Lease Cache Anomalies. There are two anomalies, lu from multi-scope programs and gramschmidt from single-scope programs. Lease cache has 2.3\(\times\) and 35\(\times\) more misses on small and medium dataset in lu and 2.5\(\times\) more on small dataset in gramschmidt. PLUTO transforms a loop and increases the number of references in it. This poses two problems for the lease cache. The first is information loss. The effect of sampling is “diluted” in that the RI distribution for each reference may have fewer RIs. This is likely the problem in gramschmidt. The anomaly happens only for PRL and not for other methods, because PRL divides a program into five phases. The second problem is lease-table truncation. Our current hardware has 128 entries. If a program has more than 128 references, then the top 128 most profitable leases are loaded, and the remaining references are assigned the default lease (which is 1). This is likely the case of the two lu anomalies.

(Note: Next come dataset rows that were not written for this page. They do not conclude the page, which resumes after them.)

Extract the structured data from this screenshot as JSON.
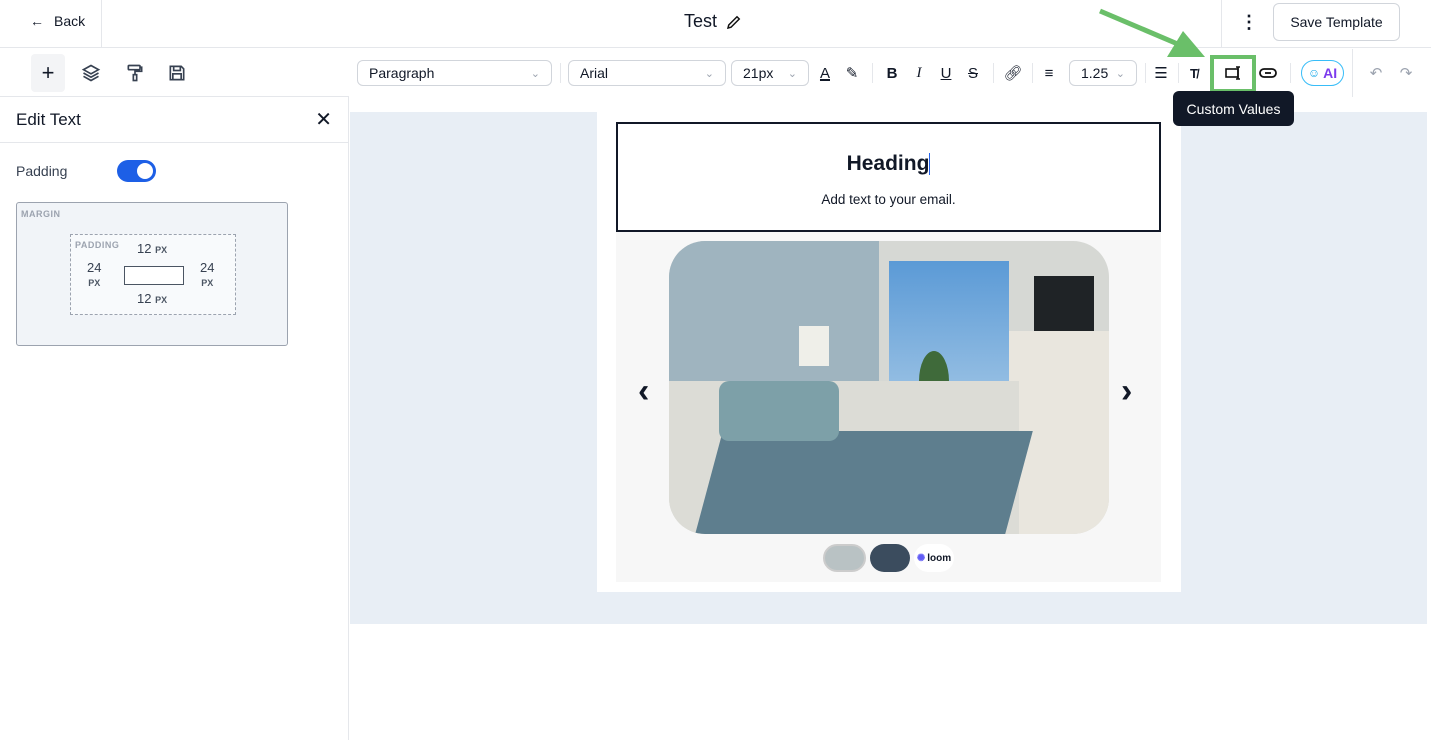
{
  "header": {
    "back_label": "Back",
    "title": "Test",
    "save_label": "Save Template"
  },
  "left_tools": [
    "add-icon",
    "layers-icon",
    "paint-roller-icon",
    "save-icon"
  ],
  "panel": {
    "title": "Edit Text",
    "padding_label": "Padding",
    "padding_enabled": true,
    "margin_label": "MARGIN",
    "padding_box_label": "PADDING",
    "top": "12",
    "bottom": "12",
    "left": "24",
    "right": "24",
    "unit": "PX"
  },
  "toolbar": {
    "block_type": "Paragraph",
    "font": "Arial",
    "size": "21px",
    "line_height": "1.25",
    "ai_label": "AI",
    "tooltip": "Custom Values"
  },
  "email": {
    "heading": "Heading",
    "body": "Add text to your email.",
    "thumb_logo": "loom"
  },
  "colors": {
    "accent": "#1d5fe6",
    "annotation": "#6abf69",
    "canvas": "#e8eef5"
  }
}
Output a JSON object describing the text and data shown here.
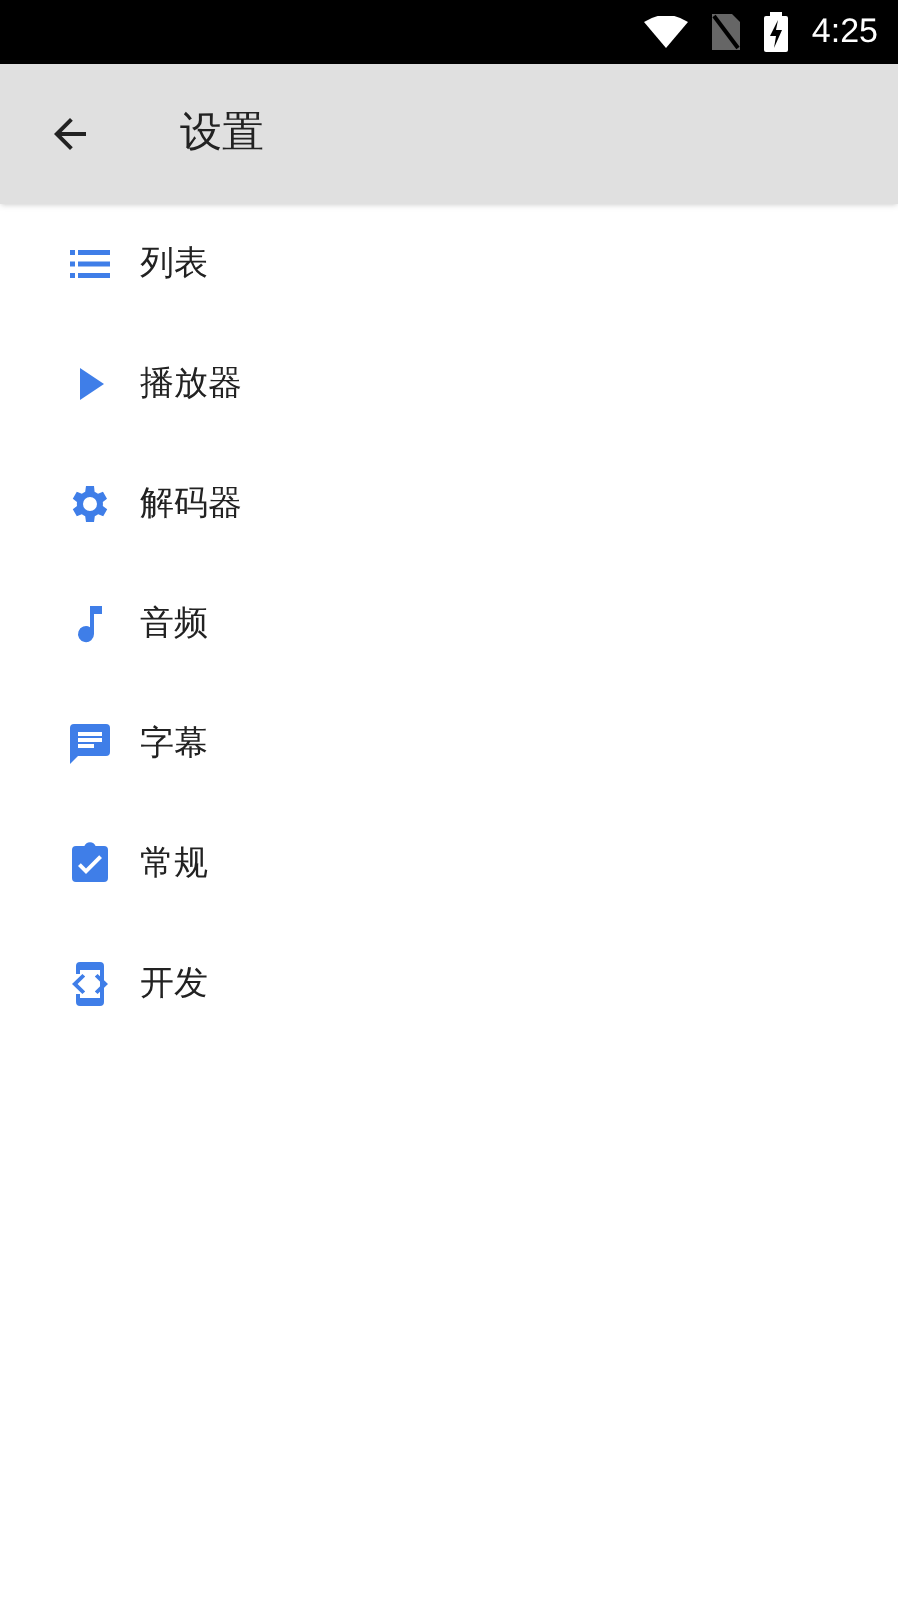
{
  "status_bar": {
    "time": "4:25"
  },
  "app_bar": {
    "title": "设置"
  },
  "items": [
    {
      "kind": "list",
      "label": "列表"
    },
    {
      "kind": "play",
      "label": "播放器"
    },
    {
      "kind": "gear",
      "label": "解码器"
    },
    {
      "kind": "music",
      "label": "音频"
    },
    {
      "kind": "chat",
      "label": "字幕"
    },
    {
      "kind": "clipboard",
      "label": "常规"
    },
    {
      "kind": "code",
      "label": "开发"
    }
  ]
}
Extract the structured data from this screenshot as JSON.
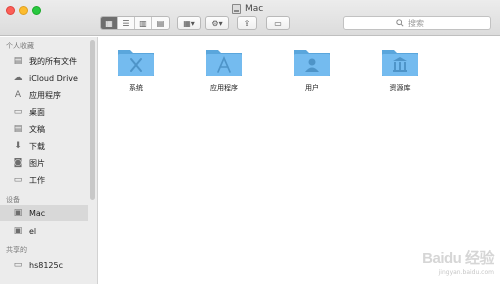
{
  "window": {
    "title": "Mac"
  },
  "toolbar": {
    "view_modes": [
      "▦",
      "☰",
      "▥",
      "▤"
    ],
    "group_by": "▦▾",
    "action": "⚙▾",
    "share": "⇪",
    "tag": "▭",
    "search_placeholder": "搜索",
    "search_icon": "search-icon"
  },
  "sidebar": {
    "favorites_label": "个人收藏",
    "favorites": [
      {
        "label": "我的所有文件",
        "icon": "all-files-icon"
      },
      {
        "label": "iCloud Drive",
        "icon": "cloud-icon"
      },
      {
        "label": "应用程序",
        "icon": "applications-icon"
      },
      {
        "label": "桌面",
        "icon": "desktop-icon"
      },
      {
        "label": "文稿",
        "icon": "documents-icon"
      },
      {
        "label": "下载",
        "icon": "download-icon"
      },
      {
        "label": "图片",
        "icon": "pictures-icon"
      },
      {
        "label": "工作",
        "icon": "folder-icon"
      }
    ],
    "devices_label": "设备",
    "devices": [
      {
        "label": "Mac",
        "icon": "disk-icon",
        "selected": true
      },
      {
        "label": "el",
        "icon": "disk-icon"
      }
    ],
    "shared_label": "共享的",
    "shared": [
      {
        "label": "hs8125c",
        "icon": "display-icon"
      }
    ]
  },
  "folders": [
    {
      "label": "系统",
      "icon": "system-folder-icon"
    },
    {
      "label": "应用程序",
      "icon": "applications-folder-icon"
    },
    {
      "label": "用户",
      "icon": "users-folder-icon"
    },
    {
      "label": "资源库",
      "icon": "library-folder-icon"
    }
  ],
  "watermark": {
    "logo": "Baidu 经验",
    "site": "jingyan.baidu.com"
  },
  "colors": {
    "folder": "#6fb8ec",
    "folder_dark": "#5aa6dc",
    "selection": "#d8d8d8"
  }
}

In summary, we have the following discovery on the effect of programmable cache on polyhedral-optimized code:
Finding. The three programmable caching schemes on PLUTO-optimized code show that:(7)
Programs after polyhedral optimization can still benefit from the lease cache optimization, and their best performance can be achieved by considering the scope.

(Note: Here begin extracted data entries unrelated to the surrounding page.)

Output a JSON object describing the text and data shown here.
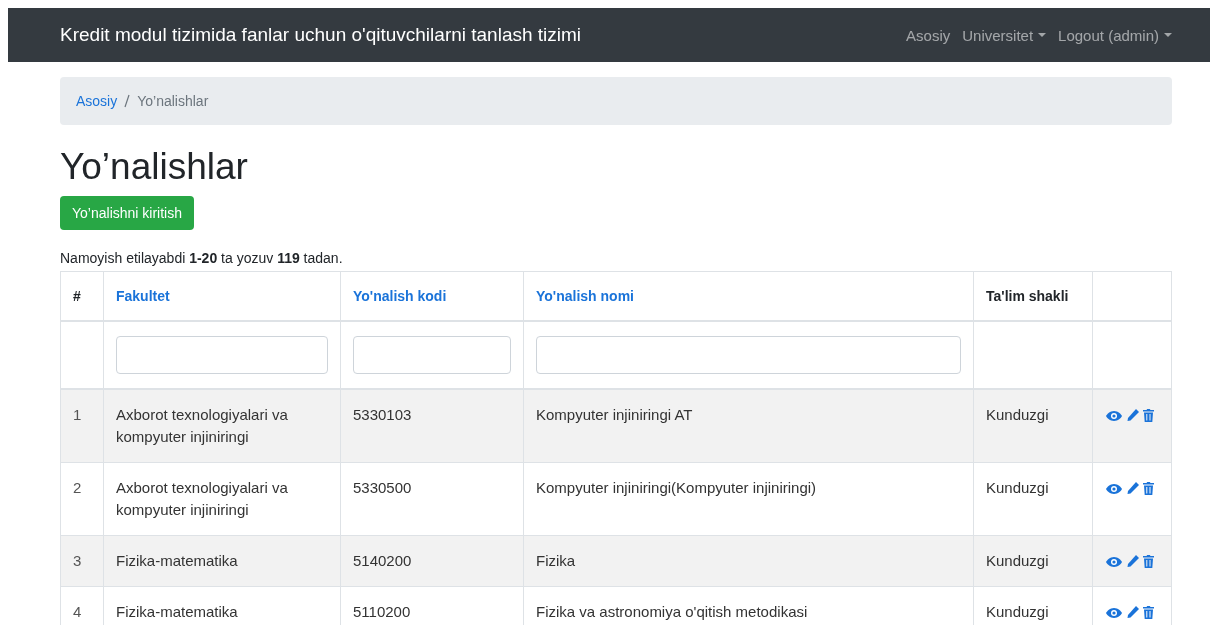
{
  "navbar": {
    "brand": "Kredit modul tizimida fanlar uchun o'qituvchilarni tanlash tizimi",
    "items": [
      {
        "label": "Asosiy",
        "dropdown": false
      },
      {
        "label": "Universitet",
        "dropdown": true
      },
      {
        "label": "Logout (admin)",
        "dropdown": true
      }
    ]
  },
  "breadcrumb": [
    {
      "label": "Asosiy",
      "link": true
    },
    {
      "label": "Yo’nalishlar",
      "link": false
    }
  ],
  "title": "Yo’nalishlar",
  "create_button": "Yo’nalishni kiritish",
  "summary": "Namoyish etilayabdi **1-20** ta yozuv **119** tadan.",
  "table": {
    "columns": [
      {
        "label": "#",
        "sortable": false
      },
      {
        "label": "Fakultet",
        "sortable": true
      },
      {
        "label": "Yo'nalish kodi",
        "sortable": true
      },
      {
        "label": "Yo'nalish nomi",
        "sortable": true
      },
      {
        "label": "Ta'lim shakli",
        "sortable": false
      }
    ],
    "filters": [
      {
        "kind": "none"
      },
      {
        "kind": "input"
      },
      {
        "kind": "input"
      },
      {
        "kind": "input"
      },
      {
        "kind": "none"
      },
      {
        "kind": "none"
      }
    ],
    "rows": [
      {
        "cells": [
          "1",
          "Axborot texnologiyalari va kompyuter injiniringi",
          "5330103",
          "Kompyuter injiniringi AT",
          "Kunduzgi"
        ]
      },
      {
        "cells": [
          "2",
          "Axborot texnologiyalari va kompyuter injiniringi",
          "5330500",
          "Kompyuter injiniringi(Kompyuter injiniringi)",
          "Kunduzgi"
        ]
      },
      {
        "cells": [
          "3",
          "Fizika-matematika",
          "5140200",
          "Fizika",
          "Kunduzgi"
        ]
      },
      {
        "cells": [
          "4",
          "Fizika-matematika",
          "5110200",
          "Fizika va astronomiya o'qitish metodikasi",
          "Kunduzgi"
        ]
      }
    ]
  }
}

Interaction between Cache Programming and Compiler Optimization. The PLUTO compiler will transform the original loop structures to remove dependencies to improve parallelization and locality. These transformations include loop distribution (fission) and loop fusion. Such transformations have two impacts on the lease cache: (1) The program scope can be altered by these transformations, making the scope marker we set on the original program less optimal. (2) More array references are inserted to handle boundary conditions when performing loop blocking or tiling. As the number of references increases, lease caching is negatively affected by two problems: information loss and lease-table truncation. The two problems happen on 3 of the 246 cases, 2 of them for the small input size, all by only SHEL and PRL (not CLAM or C-SHEL), and only for PLUTO optimized loops. Other tests are not significantly affected by these problems.

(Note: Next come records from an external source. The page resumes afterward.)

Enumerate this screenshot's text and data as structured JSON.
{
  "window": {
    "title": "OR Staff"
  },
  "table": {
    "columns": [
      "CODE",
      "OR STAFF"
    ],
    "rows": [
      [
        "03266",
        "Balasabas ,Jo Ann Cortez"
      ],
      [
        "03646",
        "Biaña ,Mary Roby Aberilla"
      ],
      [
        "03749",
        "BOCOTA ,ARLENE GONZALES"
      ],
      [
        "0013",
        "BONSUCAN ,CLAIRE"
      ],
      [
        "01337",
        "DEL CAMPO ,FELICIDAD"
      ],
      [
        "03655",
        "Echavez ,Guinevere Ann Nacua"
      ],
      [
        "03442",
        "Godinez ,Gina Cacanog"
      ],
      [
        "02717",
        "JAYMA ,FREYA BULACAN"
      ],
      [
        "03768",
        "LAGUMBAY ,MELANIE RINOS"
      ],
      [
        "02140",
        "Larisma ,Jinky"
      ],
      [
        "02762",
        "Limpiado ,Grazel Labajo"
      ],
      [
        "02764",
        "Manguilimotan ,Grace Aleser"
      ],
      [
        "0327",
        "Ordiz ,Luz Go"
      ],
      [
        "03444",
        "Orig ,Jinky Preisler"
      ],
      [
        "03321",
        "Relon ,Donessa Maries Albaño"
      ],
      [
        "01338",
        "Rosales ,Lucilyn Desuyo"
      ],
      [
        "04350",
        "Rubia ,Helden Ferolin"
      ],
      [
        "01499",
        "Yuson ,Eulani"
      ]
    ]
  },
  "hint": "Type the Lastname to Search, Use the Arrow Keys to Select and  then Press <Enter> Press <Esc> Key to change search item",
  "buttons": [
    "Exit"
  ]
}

Finally, we observe that lease cache is beneficial for compiler optimized code. Polyhedral optimizations may not always provide perfect locality. In some cases, a compiler cannot eliminate all cache misses because either a program cannot be further optimized, the compiler fails to apply the full optimization possible, or a user fails to configure the compiler properly. Providing an additional layer of optimization can be beneficial for cases where there is still room for improvement in the cache replacement policy when applied to a transformed program.
Our results show improvement in geomean performance in all cases with SHEL and C-SHEL after PLUTO optimization, excluding the anomalous results of a single outlier program (lu). For deriche and ludcmp, PLUTO makes no locality improvement among all three input sizes. For ludcmp on the small size, PLUTO optimization is counter-productive. It more than triples the miss ratio in the PLRU cache. The lease cache has no such problem. It performs the same with and without PLUTO on all three sizes. PLUTO is slightly worse in the medium size and the same in the large size. This shows that compiler optimization may falter in rare cases, and the programmable cache provides another line of defense, and in this case, largely removes the degradation.
In this work, we show the results of lease cache on benchmarks whose loops are
Static Control Parts (SCoP) [
9], because the reuse interval information required by the lease assignment can be gathered statically. For parts of programs that are not SCoPs, a dynamic lease cache policy, which gathers statistics and assigns leases at runtime, could be applied to more parts beyond those that are amenable to such compiler transformations. However, the development of such a system is beyond the scope of this article, in which we seek to evaluate the performance of our design, which uses static leases.